Après un Clair de femme qui sonnait comme une anomalie dans la filmo de Costa-Gavras, Missing - Porté disparu renoue avec son cinéma politique. Pourtant, j'avoue que je le craignais un peu : des réalisateurs extra-américains qui ont tentés une carrière là-bas, on en connait, et davantage ont échoué que réussis. Heureusement, Missing est une réussite qui, bien qu'un poil en dessous de certains des autres films du réalisateur, selon moi, n'a rien à leur envier pour autant.
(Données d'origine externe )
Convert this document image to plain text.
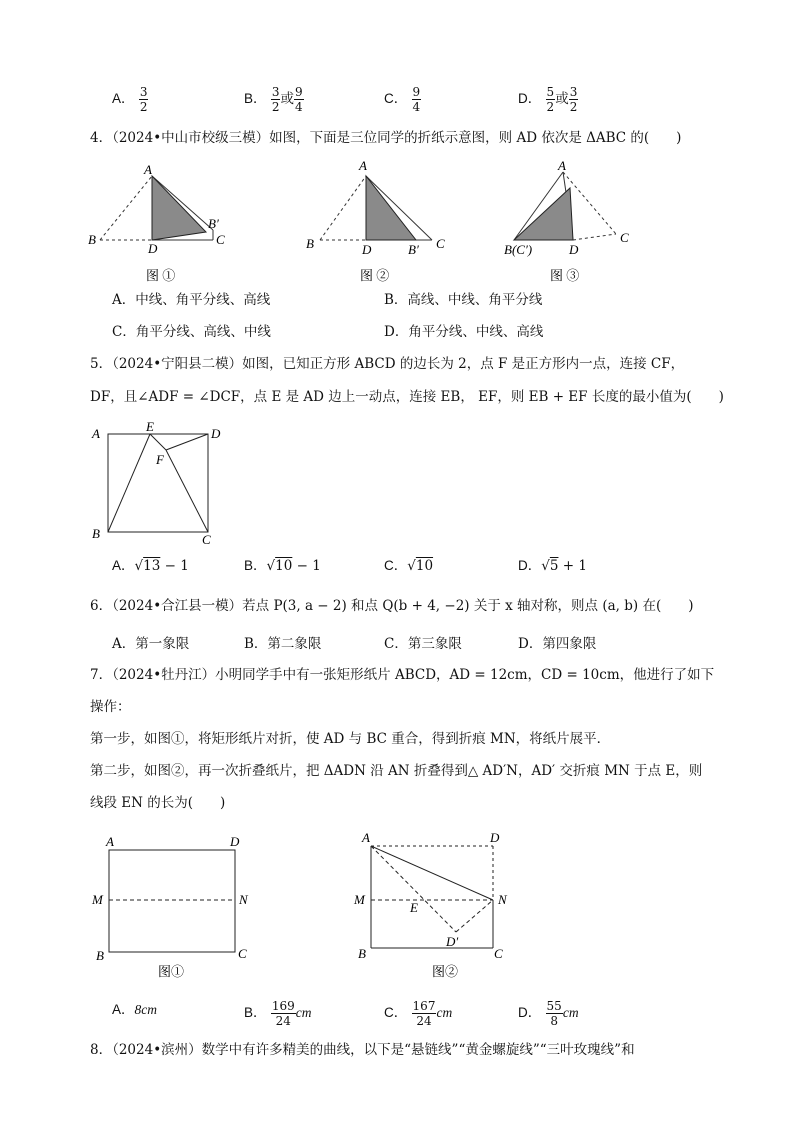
A． $\frac{3}{2}$	B． $\frac{3}{2}$ 或 $\frac{9}{4}$	C． $\frac{9}{4}$	D． $\frac{5}{2}$ 或 $\frac{3}{2}$
4．（2024•中山市校级三模）如图，下面是三位同学的折纸示意图，则 AD 依次是 ΔABC 的(　　)
A
B
D
C
B′
图 ①
A
B	D	B′ C
图 ②
A
B(C′)	D
C
图 ③
A．中线、角平分线、高线	B．高线、中线、角平分线
C．角平分线、高线、中线	D．角平分线、中线、高线
5．（2024•宁阳县二模）如图，已知正方形 ABCD 的边长为 2，点 F 是正方形内一点，连接 CF，
DF，且∠ADF = ∠DCF，点 E 是 AD 边上一动点，连接 EB， EF，则 EB + EF 长度的最小值为(　　)
A	E	D
F
B	C
A．√13 − 1	B．√10 − 1	C．√10	D．√5 + 1
6．（2024•合江县一模）若点 P(3, a − 2) 和点 Q(b + 4, −2) 关于 x 轴对称，则点 (a, b) 在(　　)
A．第一象限	B．第二象限	C．第三象限	D．第四象限
7．（2024•牡丹江）小明同学手中有一张矩形纸片 ABCD，AD = 12cm，CD = 10cm，他进行了如下
操作：
第一步，如图①，将矩形纸片对折，使 AD 与 BC 重合，得到折痕 MN，将纸片展平．
第二步，如图②，再一次折叠纸片，把 ΔADN 沿 AN 折叠得到△ AD′N，AD′ 交折痕 MN 于点 E，则
线段 EN 的长为(　　)
A	D
M	N
B	C
图①
A	D
M	N
E
D′
B	C
图②
A．8cm	B． $\frac{169}{24}$ cm	C． $\frac{167}{24}$ cm	D． $\frac{55}{8}$ cm
8．（2024•滨州）数学中有许多精美的曲线，以下是“悬链线”“黄金螺旋线”“三叶玫瑰线”和
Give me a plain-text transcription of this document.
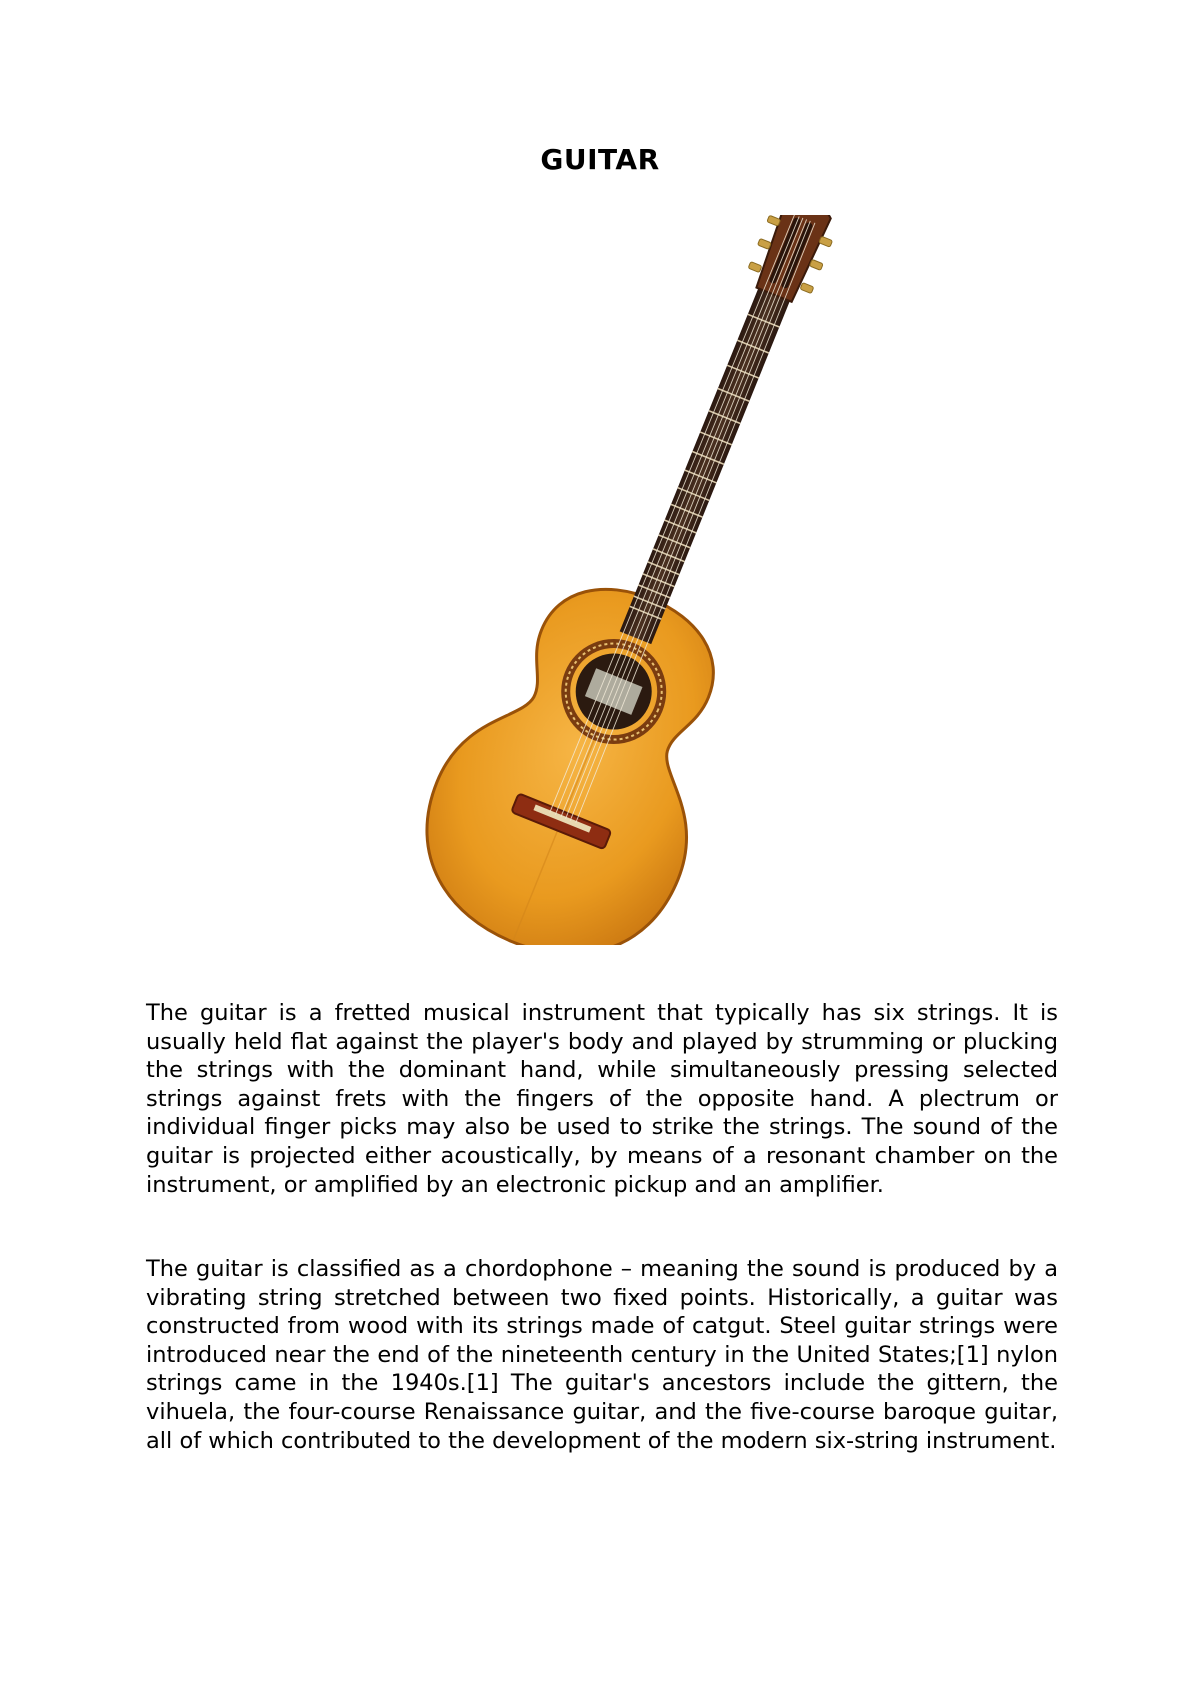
GUITAR

The guitar is a fretted musical instrument that typically has six strings. It is usually held flat against the player's body and played by strumming or plucking the strings with the dominant hand, while simultaneously pressing selected strings against frets with the fingers of the opposite hand. A plectrum or individual finger picks may also be used to strike the strings. The sound of the guitar is projected either acoustically, by means of a resonant chamber on the instrument, or amplified by an electronic pickup and an amplifier.

The guitar is classified as a chordophone – meaning the sound is produced by a vibrating string stretched between two fixed points. Historically, a guitar was constructed from wood with its strings made of catgut. Steel guitar strings were introduced near the end of the nineteenth century in the United States;[1] nylon strings came in the 1940s.[1] The guitar's ancestors include the gittern, the vihuela, the four-course Renaissance guitar, and the five-course baroque guitar, all of which contributed to the development of the modern six-string instrument.
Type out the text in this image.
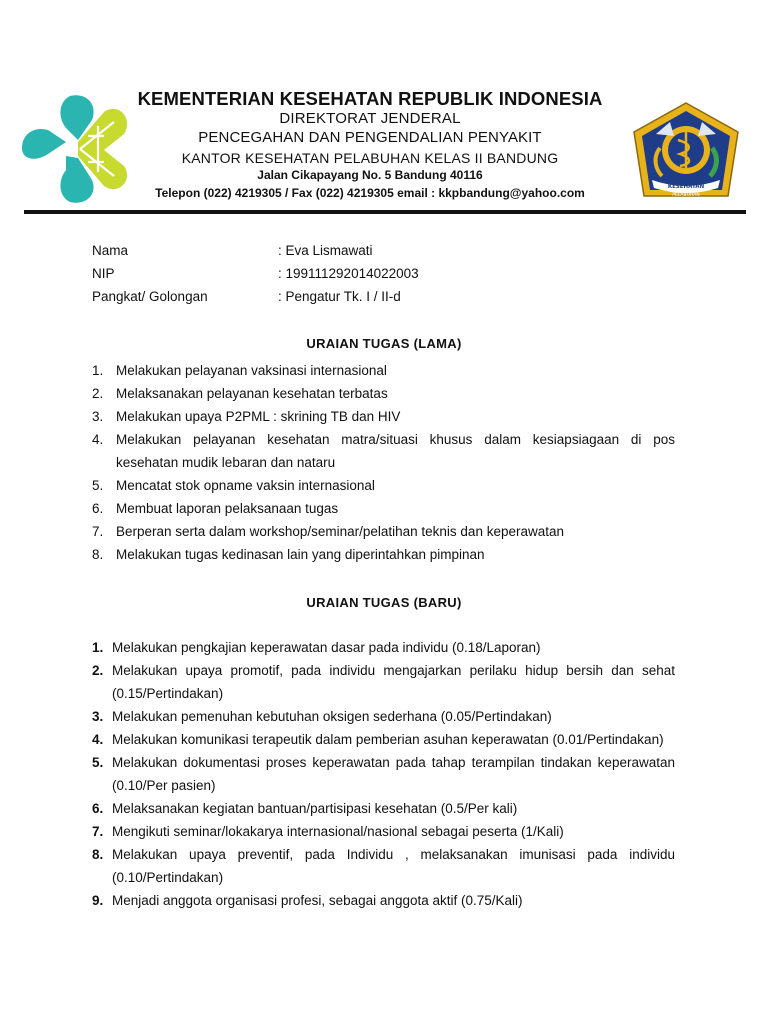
KEMENTERIAN KESEHATAN REPUBLIK INDONESIA
DIREKTORAT JENDERAL
PENCEGAHAN DAN PENGENDALIAN PENYAKIT
KANTOR KESEHATAN PELABUHAN KELAS II BANDUNG
Jalan Cikapayang No. 5 Bandung 40116
Telepon (022) 4219305 / Fax (022) 4219305 email : kkpbandung@yahoo.com	KESEHATAN
PELABUHAN
Nama	: Eva Lismawati
NIP	: 199111292014022003
Pangkat/ Golongan	: Pengatur Tk. I / II-d
URAIAN TUGAS (LAMA)
1. Melakukan pelayanan vaksinasi internasional
2. Melaksanakan pelayanan kesehatan terbatas
3. Melakukan upaya P2PML : skrining TB dan HIV
4. Melakukan pelayanan kesehatan matra/situasi khusus dalam kesiapsiagaan di pos kesehatan mudik lebaran dan nataru
5. Mencatat stok opname vaksin internasional
6. Membuat laporan pelaksanaan tugas
7. Berperan serta dalam workshop/seminar/pelatihan teknis dan keperawatan
8. Melakukan tugas kedinasan lain yang diperintahkan pimpinan
URAIAN TUGAS (BARU)
1. Melakukan pengkajian keperawatan dasar pada individu (0.18/Laporan)
2. Melakukan upaya promotif, pada individu mengajarkan perilaku hidup bersih dan sehat (0.15/Pertindakan)
3. Melakukan pemenuhan kebutuhan oksigen sederhana (0.05/Pertindakan)
4. Melakukan komunikasi terapeutik dalam pemberian asuhan keperawatan (0.01/Pertindakan)
5. Melakukan dokumentasi proses keperawatan pada tahap terampilan tindakan keperawatan (0.10/Per pasien)
6. Melaksanakan kegiatan bantuan/partisipasi kesehatan (0.5/Per kali)
7. Mengikuti seminar/lokakarya internasional/nasional sebagai peserta (1/Kali)
8. Melakukan upaya preventif, pada Individu , melaksanakan imunisasi pada individu (0.10/Pertindakan)
9. Menjadi anggota organisasi profesi, sebagai anggota aktif (0.75/Kali)
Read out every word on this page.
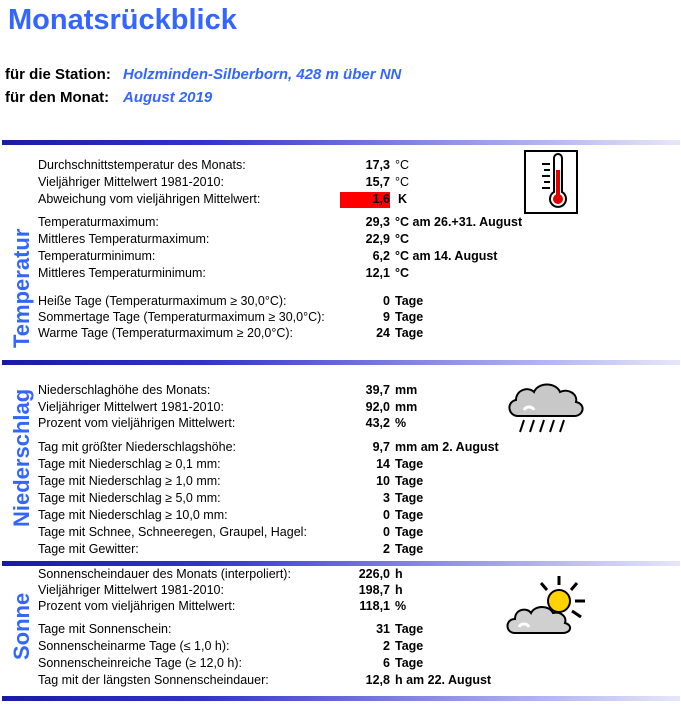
Monatsrückblick
für die Station: Holzminden-Silberborn, 428 m über NN
für den Monat: August 2019
Temperatur
Niederschlag
Sonne
Durchschnittstemperatur des Monats:	17,3 °C
Vieljähriger Mittelwert 1981-2010:	15,7 °C
Abweichung vom vieljährigen Mittelwert:	1,6 K
Temperaturmaximum:	29,3 °C am 26.+31. August
Mittleres Temperaturmaximum:	22,9 °C
Temperaturminimum:	6,2 °C am 14. August
Mittleres Temperaturminimum:	12,1 °C
Heiße Tage (Temperaturmaximum ≥ 30,0°C):	0 Tage
Sommertage Tage (Temperaturmaximum ≥ 30,0°C):	9 Tage
Warme Tage (Temperaturmaximum ≥ 20,0°C):	24 Tage
Niederschlaghöhe des Monats:	39,7 mm
Vieljähriger Mittelwert 1981-2010:	92,0 mm
Prozent vom vieljährigen Mittelwert:	43,2 %
Tag mit größter Niederschlagshöhe:	9,7 mm am 2. August
Tage mit Niederschlag ≥ 0,1 mm:	14 Tage
Tage mit Niederschlag ≥ 1,0 mm:	10 Tage
Tage mit Niederschlag ≥ 5,0 mm:	3 Tage
Tage mit Niederschlag ≥ 10,0 mm:	0 Tage
Tage mit Schnee, Schneeregen, Graupel, Hagel:	0 Tage
Tage mit Gewitter:	2 Tage
Sonnenscheindauer des Monats (interpoliert):	226,0 h
Vieljähriger Mittelwert 1981-2010:	198,7 h
Prozent vom vieljährigen Mittelwert:	118,1 %
Tage mit Sonnenschein:	31 Tage
Sonnenscheinarme Tage (≤ 1,0 h):	2 Tage
Sonnenscheinreiche Tage (≥ 12,0 h):	6 Tage
Tag mit der längsten Sonnenscheindauer:	12,8 h am 22. August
Costa-Gavras oblige, certaines scènes font mouches. Celle avec le cheval blanc aurait pu paraître grotesque, comme un simple et grossier renvoi à la liberté qui se fait assassiner, mais le fait que l'animal se fasse pourchasser par des membres de la junte à bord jeep, le côté ridicule de la scène en fin de compte, ne fait que la rendre plus macabre, et rappeler que nous sommes bien dans un film de Costa-Gavras.
La scène du stade aussi, avec ces tribunes plongées dans le silence, ces milliers de personnes emprisonnés et ce père, qui, au fur et à mesure que le récit avance, qu'il se confronte à la réalité, croit de moins en moins en ce gouvernement pour lequel il avait entièrement confiance jusque-là.
Mais forcément, la scène que l'on retiendra le plus est celle de la morgue improvisée : des cadavres étant entassés sur plusieurs salles… et même jusqu'à sur le toit.
Comme autres bonnes idées (moins marquantes), j'aurais tendance à noter la scène durant laquelle deux témoins décrivent une scène qu'ils ont tous les deux vues, sans pour autant se rappeler avoir vu exactement la même chose. Aussi, j'ai beaucoup apprécié la gestion des ellipses, qui ont tendance à nous faire perdre toute temporalité, tout se sente perdu les deux protagonistes qui tentent de retrouver Charles (l'ellipse de la fenêtre notamment).
On pourrait reprocher à Costa-Gavras le fait d'accumuler plus d'idées qu'il ne les exploite réellement. Le coup de la scène décrite différemment par les deux témoins, par exemple (qui se rapproche de l'effet Rashōmon), se révèle bien trop anecdotique, une bonne idée que le film ne tente pas d'exploiter. Le fait qu'il parte dans plusieurs directions à la fois aussi, avec certains flashbacks pas forcément bien placer, ou des passages trop explicatifs, suivis de scènes qui le sont beaucoup moins. Loin d'être des défauts qui m'ont dérangé, je comprendrais cependant que certains aient à y redire.
Là où je reprochais à un Section spéciale d'avoir perdu en intérêt le temps passant, la collaboration active de l'État Français n'étant plus à remettre en doute (quoique, vu les commentaires de certaines personnes aujourd'hui…) et le long se voulant trop proche de la réalité, au point où on n'était pas bien loin d'un documentaire ; Missing a l'avantage de se baser sur des événements pour lesquels, encore aujourd'hui, de nombreuses zones d'ombres subsistent, ce qui a permis au réal' de jouir d'une plus grande liberté, tout en rappelant au spectateur, dans les moments les plus opportuns, les nombreuses exactions du régime, le génocide intellectuel que le pays a subi durant cette période. Tout ça se concluant, comme souvent chez Costa-Gavras, sur un final coup de poing.
À une époque où de nombreux français aimeraient qu'il y ait plus « d'autoritarisme », pire, que certains arrivent même à fantasmer sur des leaders à la Pinochet (ça existe oui), je crois qu'il n'a jamais été aussi utile que de voir, ou de revoir, Missing… et toute la filmo de Costa-Gavras en règle général.